Often, the calculation underlying the build up of a result in a model is simple.  Revenues and costs are typically built up as quantity x unescalated price x inflation escalator.  Yet the formulas that implement this calculation can be complicated, as they switch between different scenarios, look up the relevant inputs in tables, and cause revenues and costs to start and stop, or ramp up and down, according to specified timing. Switching on the pruning can often deliver reconstructions of the essential, underlying calculation.

Where OAK is asked to reconstruct a formula involving HLOOKUP and VLOOKUP without pruning, the entire lookup table will be shown in reconstruction.  That may well be useful if the goal is to check the working of the lookup.  With pruning turned on, just the cell looked up will appear in the reconstruction formula.  Similar considerations apply to INDEX and LOOKUP.

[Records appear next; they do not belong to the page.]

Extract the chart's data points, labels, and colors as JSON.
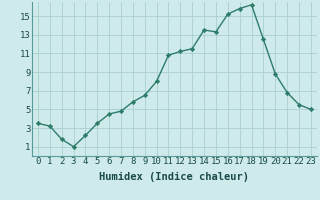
{
  "x": [
    0,
    1,
    2,
    3,
    4,
    5,
    6,
    7,
    8,
    9,
    10,
    11,
    12,
    13,
    14,
    15,
    16,
    17,
    18,
    19,
    20,
    21,
    22,
    23
  ],
  "y": [
    3.5,
    3.2,
    1.8,
    1.0,
    2.2,
    3.5,
    4.5,
    4.8,
    5.8,
    6.5,
    8.0,
    10.8,
    11.2,
    11.5,
    13.5,
    13.3,
    15.2,
    15.8,
    16.2,
    12.5,
    8.8,
    6.8,
    5.5,
    5.0
  ],
  "line_color": "#2e7d6b",
  "marker": "D",
  "marker_size": 2.2,
  "bg_color": "#ceeaea",
  "grid_color": "#aacfcf",
  "xlabel": "Humidex (Indice chaleur)",
  "xlim": [
    -0.5,
    23.5
  ],
  "ylim": [
    0,
    16.5
  ],
  "yticks": [
    1,
    3,
    5,
    7,
    9,
    11,
    13,
    15
  ],
  "xticks": [
    0,
    1,
    2,
    3,
    4,
    5,
    6,
    7,
    8,
    9,
    10,
    11,
    12,
    13,
    14,
    15,
    16,
    17,
    18,
    19,
    20,
    21,
    22,
    23
  ],
  "xlabel_fontsize": 7.5,
  "tick_fontsize": 6.5,
  "line_width": 1.0,
  "spine_color": "#5a9a9a",
  "tick_color": "#1a4a4a"
}
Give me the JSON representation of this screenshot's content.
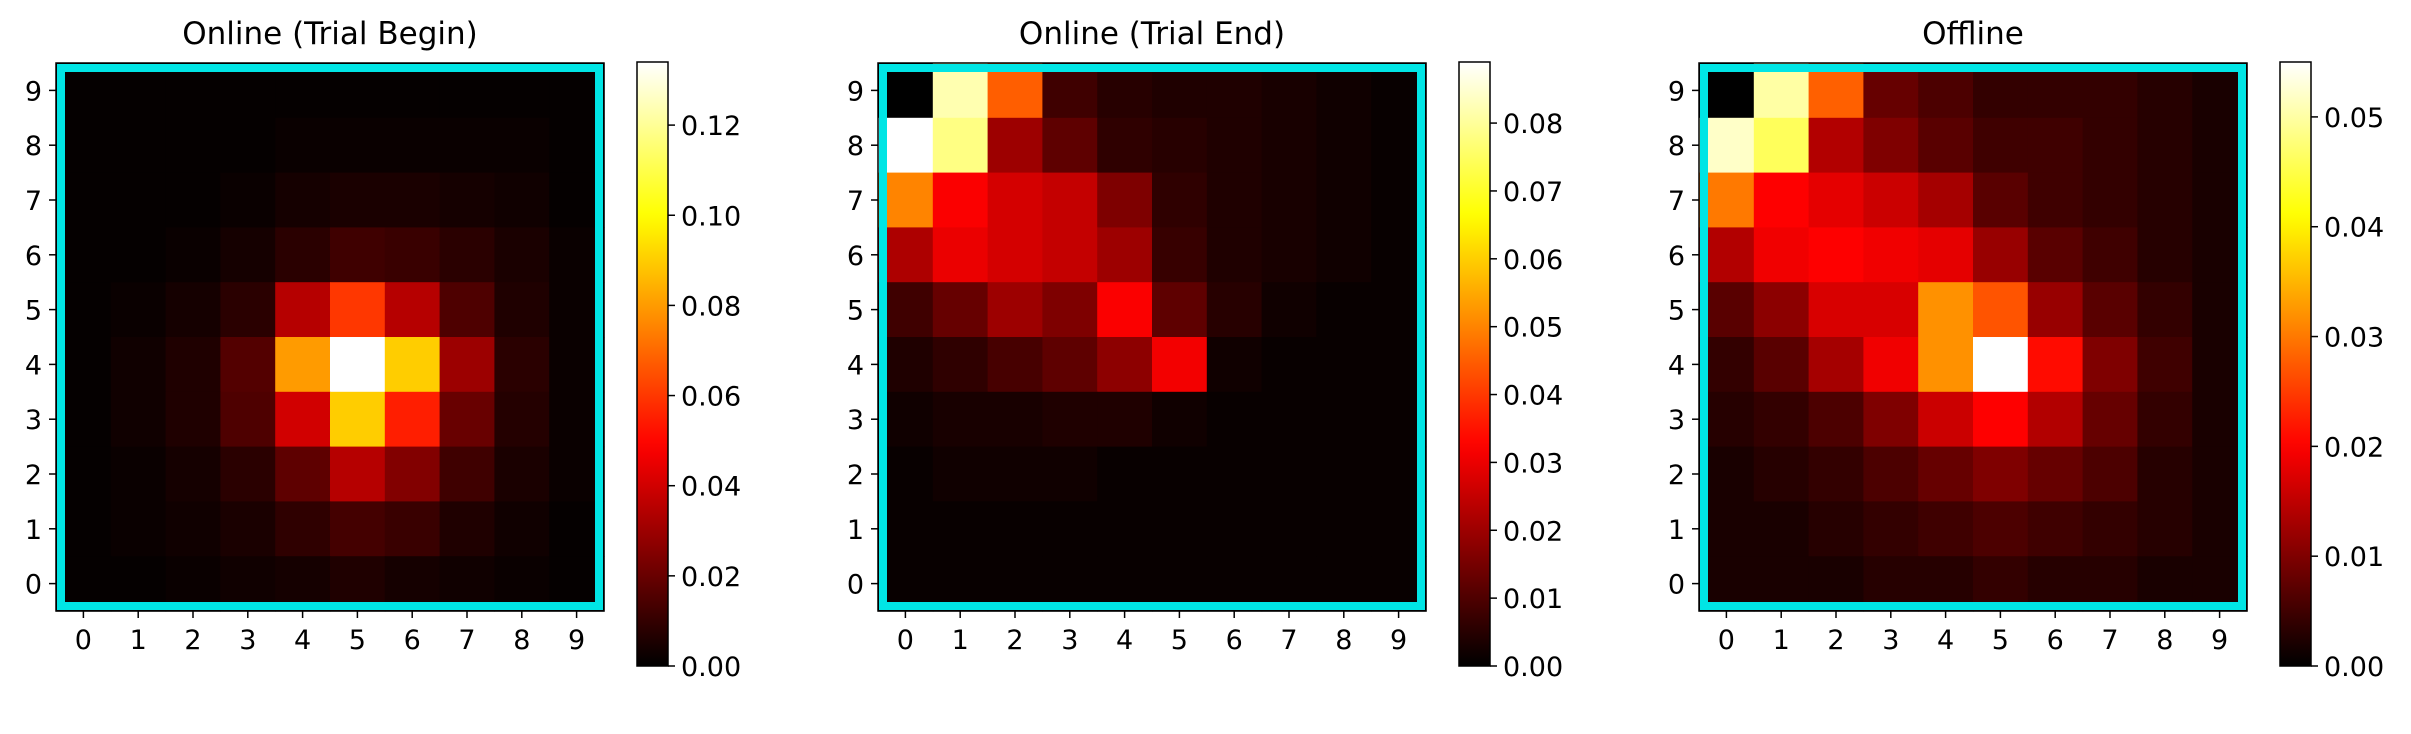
{
  "chart_data": [
    {
      "type": "heatmap",
      "title": "Online (Trial Begin)",
      "x_ticks": [
        "0",
        "1",
        "2",
        "3",
        "4",
        "5",
        "6",
        "7",
        "8",
        "9"
      ],
      "y_ticks": [
        "0",
        "1",
        "2",
        "3",
        "4",
        "5",
        "6",
        "7",
        "8",
        "9"
      ],
      "colormap": "hot",
      "colorbar": {
        "min": 0.0,
        "max": 0.134,
        "ticks": [
          "0.00",
          "0.02",
          "0.04",
          "0.06",
          "0.08",
          "0.10",
          "0.12"
        ],
        "tick_values": [
          0.0,
          0.02,
          0.04,
          0.06,
          0.08,
          0.1,
          0.12
        ]
      },
      "border_color": "#00e5e5",
      "rows_top_to_bottom": [
        [
          0.001,
          0.001,
          0.001,
          0.001,
          0.001,
          0.001,
          0.001,
          0.001,
          0.001,
          0.001
        ],
        [
          0.001,
          0.001,
          0.001,
          0.001,
          0.002,
          0.002,
          0.002,
          0.002,
          0.002,
          0.001
        ],
        [
          0.001,
          0.001,
          0.001,
          0.002,
          0.004,
          0.005,
          0.005,
          0.004,
          0.003,
          0.001
        ],
        [
          0.001,
          0.001,
          0.002,
          0.004,
          0.008,
          0.012,
          0.011,
          0.008,
          0.005,
          0.002
        ],
        [
          0.001,
          0.002,
          0.004,
          0.008,
          0.035,
          0.06,
          0.035,
          0.015,
          0.006,
          0.002
        ],
        [
          0.001,
          0.003,
          0.006,
          0.016,
          0.08,
          0.134,
          0.09,
          0.03,
          0.008,
          0.002
        ],
        [
          0.001,
          0.003,
          0.006,
          0.015,
          0.04,
          0.09,
          0.055,
          0.02,
          0.007,
          0.002
        ],
        [
          0.001,
          0.002,
          0.004,
          0.008,
          0.018,
          0.035,
          0.025,
          0.012,
          0.005,
          0.002
        ],
        [
          0.001,
          0.002,
          0.003,
          0.005,
          0.009,
          0.013,
          0.011,
          0.006,
          0.003,
          0.001
        ],
        [
          0.001,
          0.001,
          0.002,
          0.003,
          0.004,
          0.006,
          0.004,
          0.003,
          0.002,
          0.001
        ]
      ]
    },
    {
      "type": "heatmap",
      "title": "Online (Trial End)",
      "x_ticks": [
        "0",
        "1",
        "2",
        "3",
        "4",
        "5",
        "6",
        "7",
        "8",
        "9"
      ],
      "y_ticks": [
        "0",
        "1",
        "2",
        "3",
        "4",
        "5",
        "6",
        "7",
        "8",
        "9"
      ],
      "colormap": "hot",
      "colorbar": {
        "min": 0.0,
        "max": 0.089,
        "ticks": [
          "0.00",
          "0.01",
          "0.02",
          "0.03",
          "0.04",
          "0.05",
          "0.06",
          "0.07",
          "0.08"
        ],
        "tick_values": [
          0.0,
          0.01,
          0.02,
          0.03,
          0.04,
          0.05,
          0.06,
          0.07,
          0.08
        ]
      },
      "border_color": "#00e5e5",
      "rows_top_to_bottom": [
        [
          0.0,
          0.082,
          0.045,
          0.008,
          0.005,
          0.004,
          0.004,
          0.003,
          0.002,
          0.001
        ],
        [
          0.089,
          0.078,
          0.02,
          0.012,
          0.006,
          0.005,
          0.004,
          0.003,
          0.002,
          0.001
        ],
        [
          0.05,
          0.032,
          0.027,
          0.025,
          0.016,
          0.006,
          0.004,
          0.003,
          0.002,
          0.001
        ],
        [
          0.022,
          0.03,
          0.027,
          0.025,
          0.02,
          0.007,
          0.004,
          0.003,
          0.002,
          0.001
        ],
        [
          0.008,
          0.013,
          0.02,
          0.016,
          0.032,
          0.012,
          0.005,
          0.002,
          0.001,
          0.001
        ],
        [
          0.004,
          0.006,
          0.009,
          0.012,
          0.018,
          0.031,
          0.002,
          0.001,
          0.001,
          0.001
        ],
        [
          0.002,
          0.003,
          0.003,
          0.004,
          0.004,
          0.002,
          0.001,
          0.001,
          0.001,
          0.001
        ],
        [
          0.001,
          0.002,
          0.002,
          0.002,
          0.001,
          0.001,
          0.001,
          0.001,
          0.001,
          0.001
        ],
        [
          0.001,
          0.001,
          0.001,
          0.001,
          0.001,
          0.001,
          0.001,
          0.001,
          0.001,
          0.001
        ],
        [
          0.001,
          0.001,
          0.001,
          0.001,
          0.001,
          0.001,
          0.001,
          0.001,
          0.001,
          0.001
        ]
      ]
    },
    {
      "type": "heatmap",
      "title": "Offline",
      "x_ticks": [
        "0",
        "1",
        "2",
        "3",
        "4",
        "5",
        "6",
        "7",
        "8",
        "9"
      ],
      "y_ticks": [
        "0",
        "1",
        "2",
        "3",
        "4",
        "5",
        "6",
        "7",
        "8",
        "9"
      ],
      "colormap": "hot",
      "colorbar": {
        "min": 0.0,
        "max": 0.055,
        "ticks": [
          "0.00",
          "0.01",
          "0.02",
          "0.03",
          "0.04",
          "0.05"
        ],
        "tick_values": [
          0.0,
          0.01,
          0.02,
          0.03,
          0.04,
          0.05
        ]
      },
      "border_color": "#00e5e5",
      "rows_top_to_bottom": [
        [
          0.0,
          0.05,
          0.028,
          0.008,
          0.006,
          0.004,
          0.004,
          0.004,
          0.003,
          0.002
        ],
        [
          0.052,
          0.046,
          0.014,
          0.01,
          0.007,
          0.005,
          0.005,
          0.004,
          0.003,
          0.002
        ],
        [
          0.03,
          0.02,
          0.018,
          0.016,
          0.013,
          0.007,
          0.005,
          0.004,
          0.003,
          0.002
        ],
        [
          0.014,
          0.019,
          0.02,
          0.019,
          0.018,
          0.012,
          0.007,
          0.005,
          0.003,
          0.002
        ],
        [
          0.007,
          0.011,
          0.017,
          0.017,
          0.032,
          0.027,
          0.012,
          0.007,
          0.004,
          0.002
        ],
        [
          0.004,
          0.007,
          0.013,
          0.019,
          0.032,
          0.055,
          0.021,
          0.01,
          0.005,
          0.002
        ],
        [
          0.003,
          0.004,
          0.006,
          0.01,
          0.016,
          0.02,
          0.014,
          0.008,
          0.004,
          0.002
        ],
        [
          0.002,
          0.003,
          0.004,
          0.006,
          0.008,
          0.01,
          0.008,
          0.006,
          0.003,
          0.002
        ],
        [
          0.002,
          0.002,
          0.003,
          0.004,
          0.005,
          0.006,
          0.005,
          0.004,
          0.003,
          0.002
        ],
        [
          0.002,
          0.002,
          0.002,
          0.003,
          0.003,
          0.004,
          0.003,
          0.003,
          0.002,
          0.002
        ]
      ]
    }
  ]
}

The OFFSET and INDIRECT functions are unusual in that the cells they resolve to need not have anything to do with the cells mentioned as function arguments.  =OFFSET(A1,1000,0) refers to cell A1001, not to cell A1.  OFFSET could refer to any cell on a worksheet; INDIRECT could refer to any cell on any worksheet.  (Operis considers them dangerous, and instructs its analysts not to use them.)  There is a high chance that a reconstruction of a formula that uses either of these functions won't work, as evidenced by delivery of a report with a non-zero discrepancy.  Options in such cases are

to specify pruning when initiating the reconstruction

to turn up the number of lines of context that are displayed in the report, in the hope that that will cause the offset rows to appear on the reconstruction report among the lines of context

to use OAK's Formula | Prune command on the original model (keep a copy of it!) to prune out the OFFSET or INDIRECT functions before starting the reconstruction.

This last option leads to a more general point: it is often insightful to use OAK's Formula | Prune and Formula | Reconstruct commands together:

optionally, prune away some complexity from a spreadsheet using OAK4 | Formula | Prune

reconstruct the result

then do further pruning of the reconstruction report.